Plug-and-play pricing engines
The registry has the ability to configure per-TLD pricing engines to programmatically determine the price of domain names on the fly. An implementation is provided that uses the contents of a static list of prices (this being by far the most common type of premium pricing used for TLDs).
Known issues
There are a few things that the registry cannot currently do, and a few things that are out of scope that it will never do.

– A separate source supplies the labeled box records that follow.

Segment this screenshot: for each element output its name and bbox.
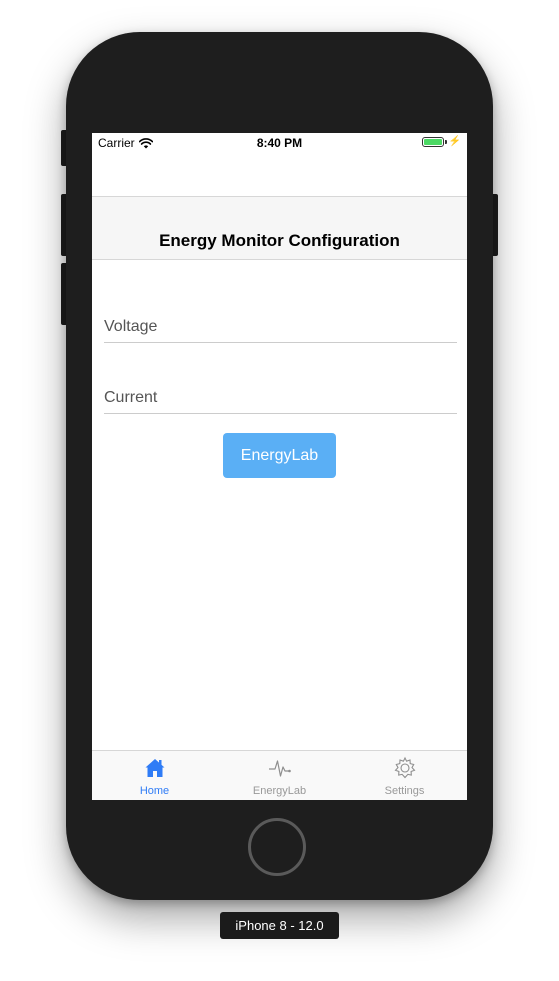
status-bar: Carrier 8:40 PM ⚡ bbox=[92, 133, 467, 153]
voltage-input[interactable] bbox=[104, 318, 457, 336]
tab-home[interactable]: Home bbox=[92, 751, 217, 800]
simulator-stage: Carrier 8:40 PM ⚡ Energy Monitor Configu… bbox=[0, 0, 559, 981]
battery-cap bbox=[444, 140, 447, 144]
battery-fill bbox=[423, 139, 442, 145]
status-time: 8:40 PM bbox=[256, 136, 303, 150]
current-field[interactable] bbox=[104, 379, 457, 414]
voltage-field[interactable] bbox=[104, 308, 457, 343]
pulse-icon bbox=[268, 760, 291, 777]
tab-settings-label: Settings bbox=[384, 785, 425, 797]
home-icon bbox=[145, 759, 164, 777]
battery-indicator: ⚡ bbox=[421, 136, 461, 147]
phone-screen: Carrier 8:40 PM ⚡ Energy Monitor Configu… bbox=[92, 133, 467, 800]
tab-settings[interactable]: Settings bbox=[342, 751, 467, 800]
tab-energylab[interactable]: EnergyLab bbox=[217, 751, 342, 800]
hardware-home-button[interactable] bbox=[248, 818, 306, 876]
current-input[interactable] bbox=[104, 389, 457, 407]
navigation-bar: Energy Monitor Configuration bbox=[92, 196, 467, 260]
tab-bar: Home EnergyLab Settings bbox=[92, 750, 467, 800]
battery-icon bbox=[421, 137, 444, 147]
charging-bolt-icon: ⚡ bbox=[448, 136, 461, 147]
device-label: iPhone 8 - 12.0 bbox=[220, 912, 339, 939]
tab-energylab-label: EnergyLab bbox=[252, 785, 307, 797]
page-title: Energy Monitor Configuration bbox=[159, 231, 400, 250]
tab-home-label: Home bbox=[139, 785, 170, 797]
energylab-button[interactable]: EnergyLab bbox=[223, 433, 336, 478]
gear-icon bbox=[394, 756, 415, 779]
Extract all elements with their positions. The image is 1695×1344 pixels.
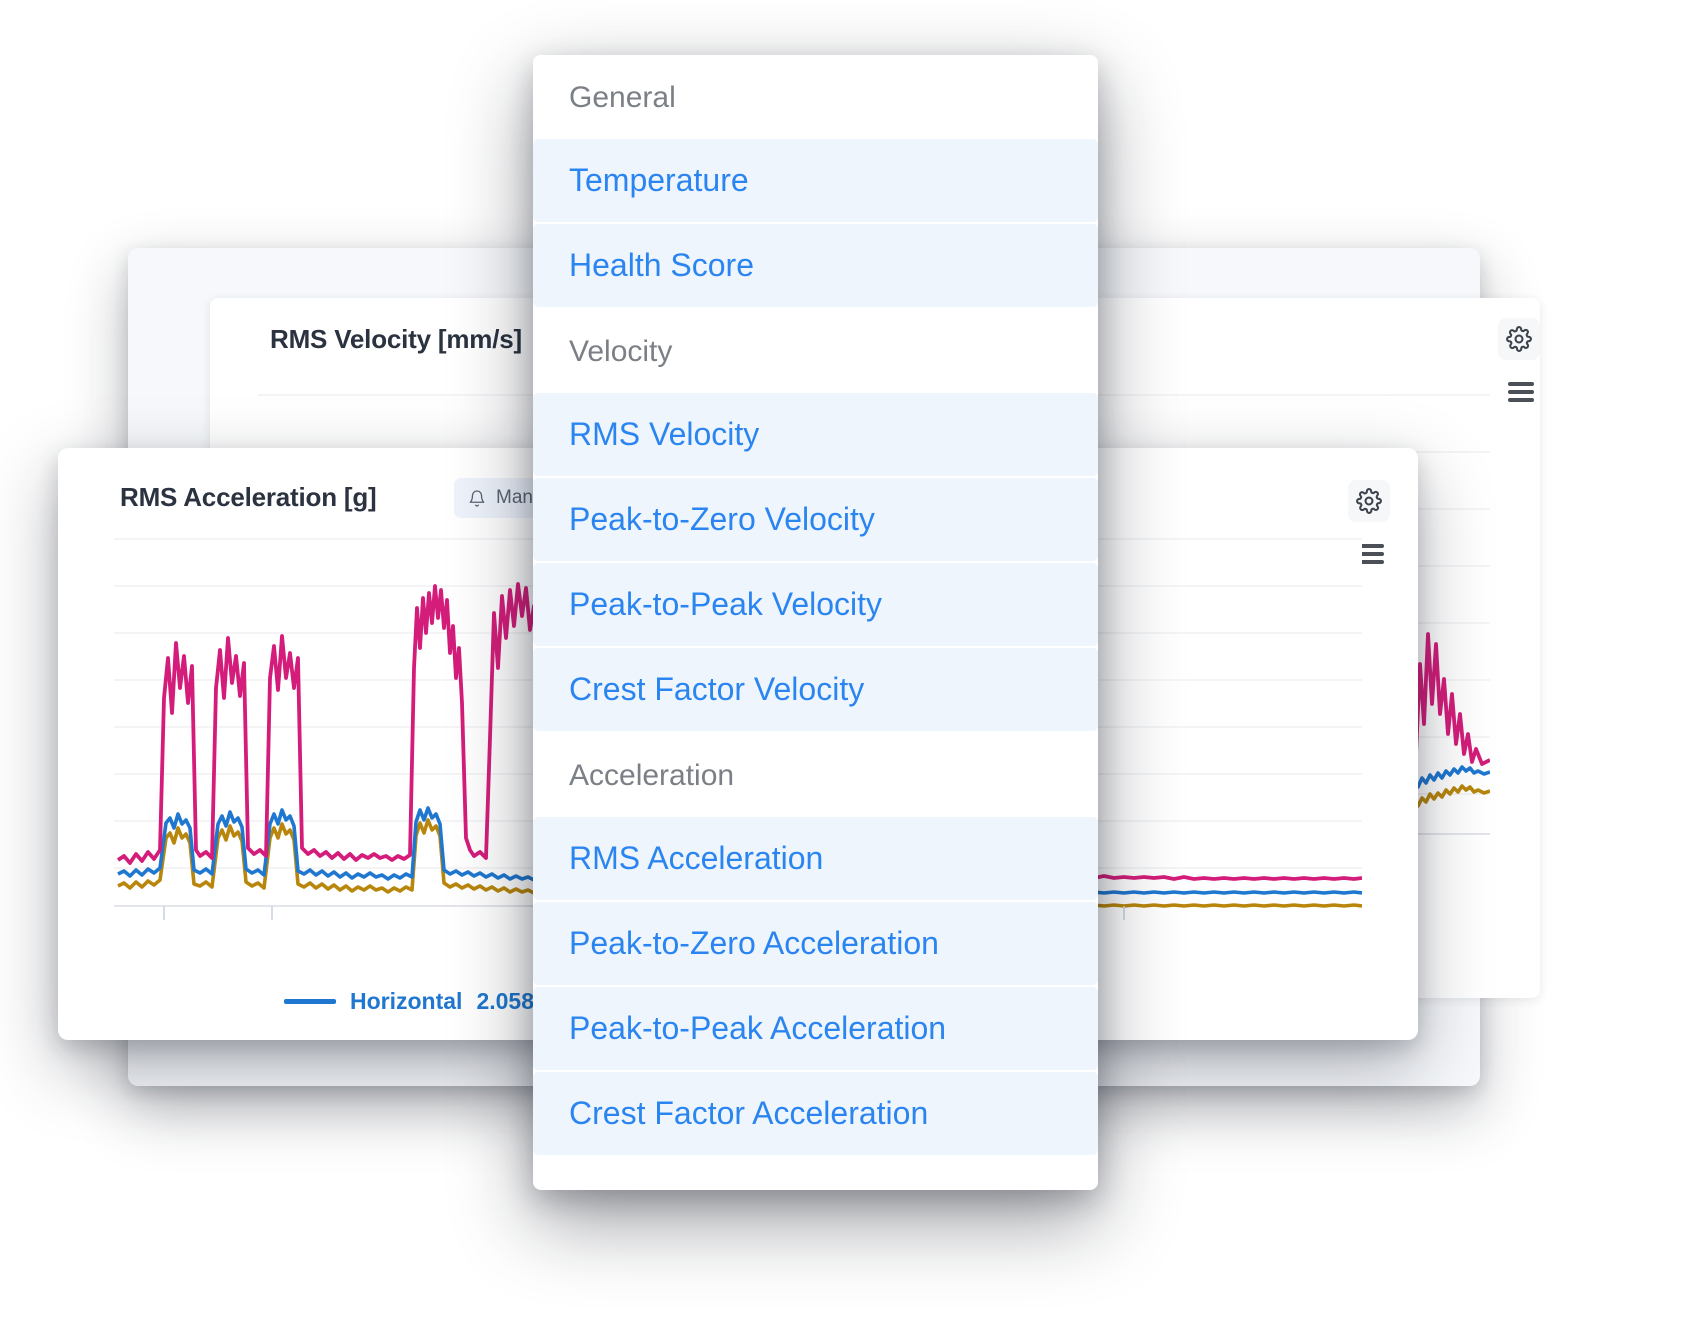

- You will need a DNS system in order to run a fully-fledged registry. If you are planning on using anything other than Google Cloud DNS you will need to provide an implementation.
- You will need an invoicing system to convert the internal registry billing
events into registrar invoices using whatever accounts receivable setup you
already have. A partial implementation is provided that generates generic CSV
invoices (see
MakeBillingTablesCommand
), but you will need to integrate it with your payments system. - You will likely need monitoring to continuously monitor the status of the system. Any of a large variety of tools can be used for this, or you can write your own.
- You will need a proxy to forward traffic on EPP and WHOIS ports to the HTTPS endpoint on App Engine, as App Engine only allows incoming traffic on HTTP/HTTPS ports. Similarly, App Engine does not yet support IPv6, so your proxy would have to support that as well if you need IPv6 support. Future versions of App Engine Flexible should provide these out of the box, but they aren't ready yet.